Introduction:
Acute coronary syndrome (ACS) complicated by cardiac arrest (CA) has a heterogeneous presentation, and risk can be challenging to stratify. This study aimed to apply the SCAI cardiogenic shock stages to patients with ACS complicated by CA at early pivotal time intervals when prompt interventions may have a greater impact.
Methods:
Patients undergoing PCI presenting with CA were stratified according to the SCAI shock classification, retrospectively, on arrival to the cardiac catheterization laboratory (CCL) and on arrival to the intensive care unit (ICU). The primary end-point was in-hospital mortality. Secondary end-points were mortality stratified by the use of mechanical circulatory support or the level of vasopressor support used.
Results:
Between 01/2014 -08/2018, seventy-nine patients presented with ACS complicated by a CA. The mean age was 70 (SD ± 12) years, and 19 (24%) were females. On arrival to the CCL 17 (22%) were stage A, 6 (8%) were stage B, 31 (40%) were stage C, 19 (24%) were stage D, and 6 (8%) were stage E. In general, there was a stepwise increase in mortality with increasing stage (A 35% vs.

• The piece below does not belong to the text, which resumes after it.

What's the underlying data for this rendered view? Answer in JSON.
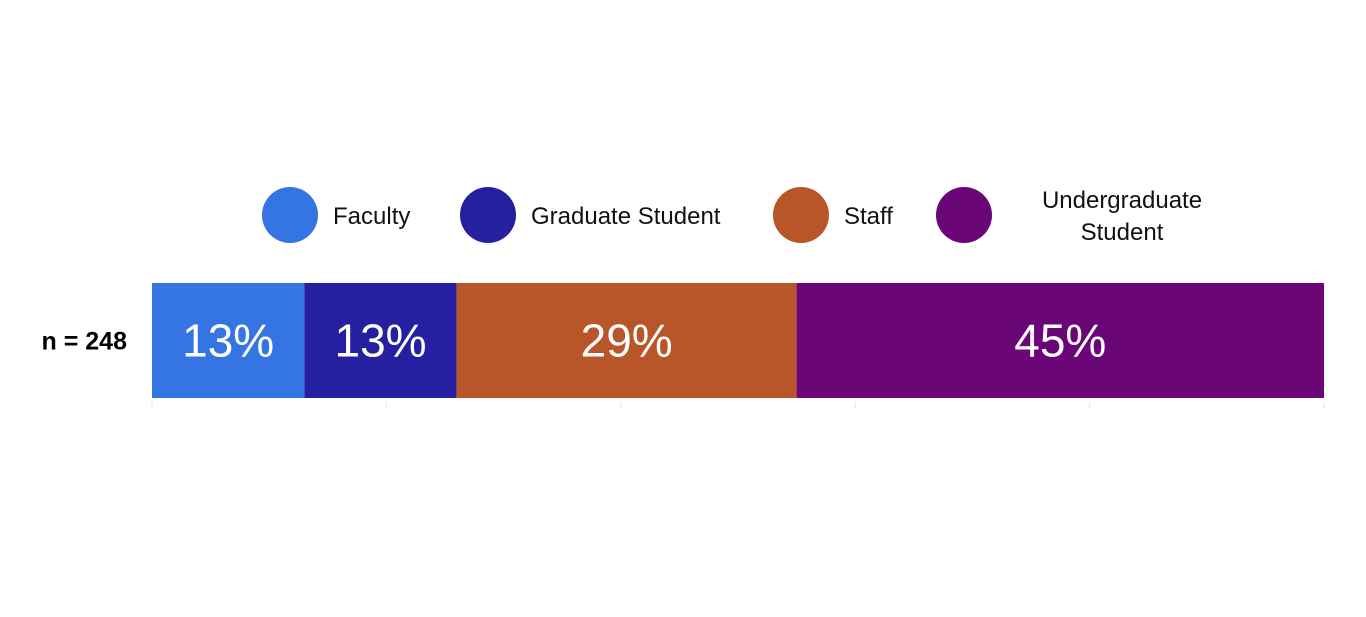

B 16% vs. C 48% vs. D 68% vs. E 83%; p=0.05). There was a similar trend when stratified on arrival to the ICU (Figure 1), although of marginal statistical significance (P = 0.07). Presentation with shock stage D or E to the CCL was predictive of mortality (OR 3.7 CI 1.3-10.5; p=0.01) on logistic regression models. The use of mechanical support was not associated with increased mortality. However, the use of an Impella in patients requiring high vasopressor support at arrival to the CCL was associated with a trend towards decreased mortality (25% vs. 61%, p=0.18).
Conclusion:
Increasing SCAI shock stages on arrival to the CCL and ICU is associated with increased in-hospital mortality among patients who presented after a CA and underwent PCI. The SCAI classification at defined time points has the potential to serve as an important research tool.